À Minneapolis, la situation demeure extrêmement tendue. Jeudi soir, un commissariat de police a été incendié, ravivant le spectre des violences de 2020. Donald Trump a alors durci le ton, avertissant que « quand le pillage commence, les tirs commencent », et réaffirmant sa volonté d’envoyer l’armée si nécessaire.
Le maire de Minneapolis, Jacob Frey, a vivement réagi, rejetant toute escalade militaire : « Donald Trump ne connaît rien à la force de Minneapolis. Nous sommes forts comme l’enfer. »

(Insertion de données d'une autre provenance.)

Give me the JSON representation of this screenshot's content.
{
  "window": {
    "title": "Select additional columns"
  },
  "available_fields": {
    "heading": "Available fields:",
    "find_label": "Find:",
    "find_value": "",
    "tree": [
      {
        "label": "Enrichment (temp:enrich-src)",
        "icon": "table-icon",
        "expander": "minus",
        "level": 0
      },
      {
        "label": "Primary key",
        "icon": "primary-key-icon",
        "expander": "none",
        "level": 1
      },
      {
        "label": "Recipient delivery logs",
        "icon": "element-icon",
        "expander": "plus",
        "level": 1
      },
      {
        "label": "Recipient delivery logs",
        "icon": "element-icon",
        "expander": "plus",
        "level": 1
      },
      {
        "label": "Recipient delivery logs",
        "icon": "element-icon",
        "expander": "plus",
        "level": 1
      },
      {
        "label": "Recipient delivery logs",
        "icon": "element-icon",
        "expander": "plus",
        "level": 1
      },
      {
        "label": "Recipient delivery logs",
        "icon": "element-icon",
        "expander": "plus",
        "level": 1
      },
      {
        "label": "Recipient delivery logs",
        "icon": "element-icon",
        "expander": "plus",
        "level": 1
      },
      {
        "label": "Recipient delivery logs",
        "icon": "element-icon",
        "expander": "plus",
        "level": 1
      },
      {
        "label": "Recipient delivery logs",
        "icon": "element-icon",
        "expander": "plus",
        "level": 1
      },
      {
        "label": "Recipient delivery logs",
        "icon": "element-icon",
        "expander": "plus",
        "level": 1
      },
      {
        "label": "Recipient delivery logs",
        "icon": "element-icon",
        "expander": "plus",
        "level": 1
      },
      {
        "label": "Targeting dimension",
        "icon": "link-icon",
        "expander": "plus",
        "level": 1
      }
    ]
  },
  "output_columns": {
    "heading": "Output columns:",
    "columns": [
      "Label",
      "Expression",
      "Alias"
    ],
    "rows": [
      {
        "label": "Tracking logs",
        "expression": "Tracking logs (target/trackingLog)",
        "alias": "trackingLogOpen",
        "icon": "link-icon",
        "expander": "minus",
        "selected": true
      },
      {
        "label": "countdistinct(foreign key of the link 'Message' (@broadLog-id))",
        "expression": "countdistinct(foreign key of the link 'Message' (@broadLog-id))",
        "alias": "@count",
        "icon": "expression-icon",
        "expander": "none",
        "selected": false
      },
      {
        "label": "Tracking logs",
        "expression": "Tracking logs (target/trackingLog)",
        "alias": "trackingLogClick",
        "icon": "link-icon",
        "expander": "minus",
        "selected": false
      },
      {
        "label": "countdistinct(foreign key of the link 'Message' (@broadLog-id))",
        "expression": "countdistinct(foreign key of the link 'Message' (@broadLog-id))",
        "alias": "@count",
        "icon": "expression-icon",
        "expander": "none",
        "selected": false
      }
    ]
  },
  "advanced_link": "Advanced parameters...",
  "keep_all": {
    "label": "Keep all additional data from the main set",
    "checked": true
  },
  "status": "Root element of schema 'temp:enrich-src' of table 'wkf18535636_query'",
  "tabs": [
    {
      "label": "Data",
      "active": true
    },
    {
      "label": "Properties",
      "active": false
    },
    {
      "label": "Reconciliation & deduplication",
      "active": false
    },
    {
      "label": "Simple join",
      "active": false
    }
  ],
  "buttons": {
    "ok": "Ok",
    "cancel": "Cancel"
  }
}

En rappel, Le président Trump avait également exprimé le souhait d’y recourir au Minnesota durant son premier mandat, lorsque des manifestations avaient éclaté dans la ville après la mort de George Floyd en 2020 . Et lorsque l’insurrection du 6 janvier a eu lieu début 2021, la Garde nationale a été déployée, mais la loi n’a jamais été invoquée .
Selon certaines sources, dès son retour au pouvoir en 2025, Trump a suggéré, par décret, que la loi sur l’insurrection pourrait servir à contrôler la frontière américano-mexicaine. Il promet de mettre en œuvre la loi qui lui permettrait d’envoyer l’armée américaine dans l’État pour combattre la rébellion ou la violence.